The celebrated photographer Haynes  was first hired as the official photographer of the Northern Pacific Railroad and "given his own travelling studio in a converted rail car, Haynesproduced numerous famous images of the railroad's construction projects and of sites along its route. He held that position for nearly three decades. He also was appointed in 1884 as Yellowston's official photographer and sold materials from a store in the park itself. He retired in 1916. His images of Yellowstone are among his more important and dramatic imagery" (see Dorothy Sloan, Western Americana,10/18/2006, lot 254).

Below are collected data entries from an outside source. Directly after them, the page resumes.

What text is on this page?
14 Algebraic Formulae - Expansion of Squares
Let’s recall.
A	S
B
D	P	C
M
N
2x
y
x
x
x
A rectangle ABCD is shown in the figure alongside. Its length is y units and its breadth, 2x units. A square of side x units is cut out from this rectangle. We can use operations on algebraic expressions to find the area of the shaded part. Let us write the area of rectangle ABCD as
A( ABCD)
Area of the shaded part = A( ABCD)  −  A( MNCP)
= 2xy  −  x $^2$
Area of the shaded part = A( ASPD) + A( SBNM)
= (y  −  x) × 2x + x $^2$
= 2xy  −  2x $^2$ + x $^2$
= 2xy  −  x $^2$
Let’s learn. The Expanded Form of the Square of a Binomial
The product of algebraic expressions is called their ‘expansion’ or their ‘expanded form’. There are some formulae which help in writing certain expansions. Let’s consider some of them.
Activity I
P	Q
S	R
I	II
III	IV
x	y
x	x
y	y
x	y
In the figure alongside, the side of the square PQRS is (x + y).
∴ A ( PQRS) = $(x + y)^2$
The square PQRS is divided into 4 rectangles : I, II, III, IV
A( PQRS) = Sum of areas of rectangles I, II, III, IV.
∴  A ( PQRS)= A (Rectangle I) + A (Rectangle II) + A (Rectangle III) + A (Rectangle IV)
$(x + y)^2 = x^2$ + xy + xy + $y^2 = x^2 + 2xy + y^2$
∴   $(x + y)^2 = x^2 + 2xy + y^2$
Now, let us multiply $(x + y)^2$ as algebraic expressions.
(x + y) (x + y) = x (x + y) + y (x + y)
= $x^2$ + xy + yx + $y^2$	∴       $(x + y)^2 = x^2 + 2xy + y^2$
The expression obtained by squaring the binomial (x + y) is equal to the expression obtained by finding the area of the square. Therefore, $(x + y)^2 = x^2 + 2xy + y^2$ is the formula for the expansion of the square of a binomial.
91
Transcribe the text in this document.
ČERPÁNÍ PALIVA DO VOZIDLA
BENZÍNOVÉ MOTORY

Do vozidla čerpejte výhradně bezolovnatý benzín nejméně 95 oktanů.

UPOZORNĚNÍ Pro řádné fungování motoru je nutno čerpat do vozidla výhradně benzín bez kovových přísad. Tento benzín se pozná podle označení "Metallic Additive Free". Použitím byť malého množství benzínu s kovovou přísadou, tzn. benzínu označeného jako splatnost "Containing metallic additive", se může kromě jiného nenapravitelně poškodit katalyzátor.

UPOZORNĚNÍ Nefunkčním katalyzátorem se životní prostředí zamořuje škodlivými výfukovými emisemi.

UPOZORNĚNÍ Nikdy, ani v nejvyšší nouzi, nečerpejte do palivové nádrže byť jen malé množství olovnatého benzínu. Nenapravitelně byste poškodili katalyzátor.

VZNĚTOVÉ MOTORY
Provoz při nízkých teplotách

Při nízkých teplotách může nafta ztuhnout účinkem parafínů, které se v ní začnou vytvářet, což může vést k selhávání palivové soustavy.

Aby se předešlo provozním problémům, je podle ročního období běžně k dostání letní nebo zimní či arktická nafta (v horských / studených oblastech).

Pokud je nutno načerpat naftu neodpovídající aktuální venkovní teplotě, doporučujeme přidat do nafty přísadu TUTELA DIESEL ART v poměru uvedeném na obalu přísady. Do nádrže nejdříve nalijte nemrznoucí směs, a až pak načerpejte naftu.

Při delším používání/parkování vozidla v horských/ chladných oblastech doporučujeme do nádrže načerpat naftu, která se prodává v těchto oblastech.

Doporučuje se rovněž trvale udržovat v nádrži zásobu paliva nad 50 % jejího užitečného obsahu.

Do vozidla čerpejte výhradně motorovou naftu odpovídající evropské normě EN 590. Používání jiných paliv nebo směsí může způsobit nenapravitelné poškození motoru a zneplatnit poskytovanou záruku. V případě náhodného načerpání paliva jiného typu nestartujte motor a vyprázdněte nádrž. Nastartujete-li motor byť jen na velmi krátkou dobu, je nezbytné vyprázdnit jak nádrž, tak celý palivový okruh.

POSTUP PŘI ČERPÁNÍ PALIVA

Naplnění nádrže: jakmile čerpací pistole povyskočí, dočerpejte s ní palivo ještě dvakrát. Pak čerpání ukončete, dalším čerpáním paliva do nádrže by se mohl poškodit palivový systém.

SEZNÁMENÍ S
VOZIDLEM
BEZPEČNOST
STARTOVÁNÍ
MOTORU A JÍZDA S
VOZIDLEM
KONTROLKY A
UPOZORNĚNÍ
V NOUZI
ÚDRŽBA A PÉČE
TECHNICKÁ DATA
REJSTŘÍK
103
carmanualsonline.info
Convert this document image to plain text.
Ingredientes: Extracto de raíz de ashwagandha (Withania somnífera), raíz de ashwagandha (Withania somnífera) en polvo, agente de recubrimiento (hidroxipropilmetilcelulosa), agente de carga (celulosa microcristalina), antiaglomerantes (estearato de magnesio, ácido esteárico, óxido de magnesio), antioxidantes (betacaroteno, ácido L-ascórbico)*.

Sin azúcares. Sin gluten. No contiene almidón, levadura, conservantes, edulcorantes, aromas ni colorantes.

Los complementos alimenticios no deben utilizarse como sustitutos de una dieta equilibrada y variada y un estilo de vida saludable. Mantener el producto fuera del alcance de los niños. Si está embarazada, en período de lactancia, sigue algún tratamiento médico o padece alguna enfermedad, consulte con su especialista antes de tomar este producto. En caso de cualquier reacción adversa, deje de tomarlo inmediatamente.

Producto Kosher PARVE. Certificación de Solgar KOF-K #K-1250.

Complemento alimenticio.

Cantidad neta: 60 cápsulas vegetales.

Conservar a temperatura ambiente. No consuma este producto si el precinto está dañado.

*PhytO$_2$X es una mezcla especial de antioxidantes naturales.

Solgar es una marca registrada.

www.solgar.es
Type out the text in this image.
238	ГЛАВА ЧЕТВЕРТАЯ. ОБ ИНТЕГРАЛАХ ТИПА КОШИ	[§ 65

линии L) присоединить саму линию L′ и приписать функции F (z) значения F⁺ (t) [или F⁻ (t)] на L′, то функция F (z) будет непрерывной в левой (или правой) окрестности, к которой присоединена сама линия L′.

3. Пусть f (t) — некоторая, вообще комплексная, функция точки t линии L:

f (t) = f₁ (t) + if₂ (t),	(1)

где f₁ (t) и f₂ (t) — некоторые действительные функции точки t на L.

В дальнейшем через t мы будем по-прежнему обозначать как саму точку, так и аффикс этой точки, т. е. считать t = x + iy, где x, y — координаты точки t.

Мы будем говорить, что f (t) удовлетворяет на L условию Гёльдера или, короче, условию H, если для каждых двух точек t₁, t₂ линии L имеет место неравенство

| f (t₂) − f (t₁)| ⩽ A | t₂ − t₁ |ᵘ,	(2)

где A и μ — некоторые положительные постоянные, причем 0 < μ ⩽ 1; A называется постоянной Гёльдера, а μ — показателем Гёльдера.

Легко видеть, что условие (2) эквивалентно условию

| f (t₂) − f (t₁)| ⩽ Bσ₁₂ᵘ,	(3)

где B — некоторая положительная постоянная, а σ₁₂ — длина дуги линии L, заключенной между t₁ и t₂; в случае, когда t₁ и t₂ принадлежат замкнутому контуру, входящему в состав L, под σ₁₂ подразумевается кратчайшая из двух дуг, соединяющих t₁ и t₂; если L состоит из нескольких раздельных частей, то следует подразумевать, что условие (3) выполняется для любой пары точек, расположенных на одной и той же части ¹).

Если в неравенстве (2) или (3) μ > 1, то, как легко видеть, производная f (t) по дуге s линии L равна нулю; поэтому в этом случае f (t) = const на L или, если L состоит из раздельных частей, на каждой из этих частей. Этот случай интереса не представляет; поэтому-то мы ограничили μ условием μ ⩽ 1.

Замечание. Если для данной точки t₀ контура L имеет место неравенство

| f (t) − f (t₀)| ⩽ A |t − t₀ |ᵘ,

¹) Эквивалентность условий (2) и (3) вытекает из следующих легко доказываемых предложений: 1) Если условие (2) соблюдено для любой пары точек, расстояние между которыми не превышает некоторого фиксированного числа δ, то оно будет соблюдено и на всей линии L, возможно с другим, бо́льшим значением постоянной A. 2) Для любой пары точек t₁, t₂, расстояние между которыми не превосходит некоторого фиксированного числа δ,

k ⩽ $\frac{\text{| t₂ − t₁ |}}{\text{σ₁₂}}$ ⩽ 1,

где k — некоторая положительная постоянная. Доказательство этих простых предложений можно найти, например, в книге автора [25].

"Boasting about three-quarters of the world's geysers (of which Old Faithful is the most famous) and over half of the thermal features, it also has one of the globe's most spectacular canyons, one of North America's most celebrated waterfalls, and more than 225 permanent waterfalls higher than fifteen feet. It has the premier wildlife sanctuary (and the top three trout-fishing streams) in the continental United States. Unmatched in the variety and number of its megafauna, the park shelters the world's largest concentration of elk and is one of the last remaining strongholds of the grizzly bear in the coterminous states. It is the only site in the United States (and one of only two in the world) where a wild bison herd has survived continuously since ancient times. At the center of the largest relatively intact ecosystem in the North Temperate Zone, its hundreds of lakes, creeks, mountains, and valleys survive in essentially pristine condition. As in all major parks, Yellowstone's administrators debate the appropriate forms of intervention to protect this delicate ecosystem and strive to balance the competing claims of public access and wilderness preservation" (see Aubrey L. Haines, The Yellowstone Story, 1996; James Pritchard, Preserving Yellowstone's Natural Conditions: Science and the Perception of Nature, 1999).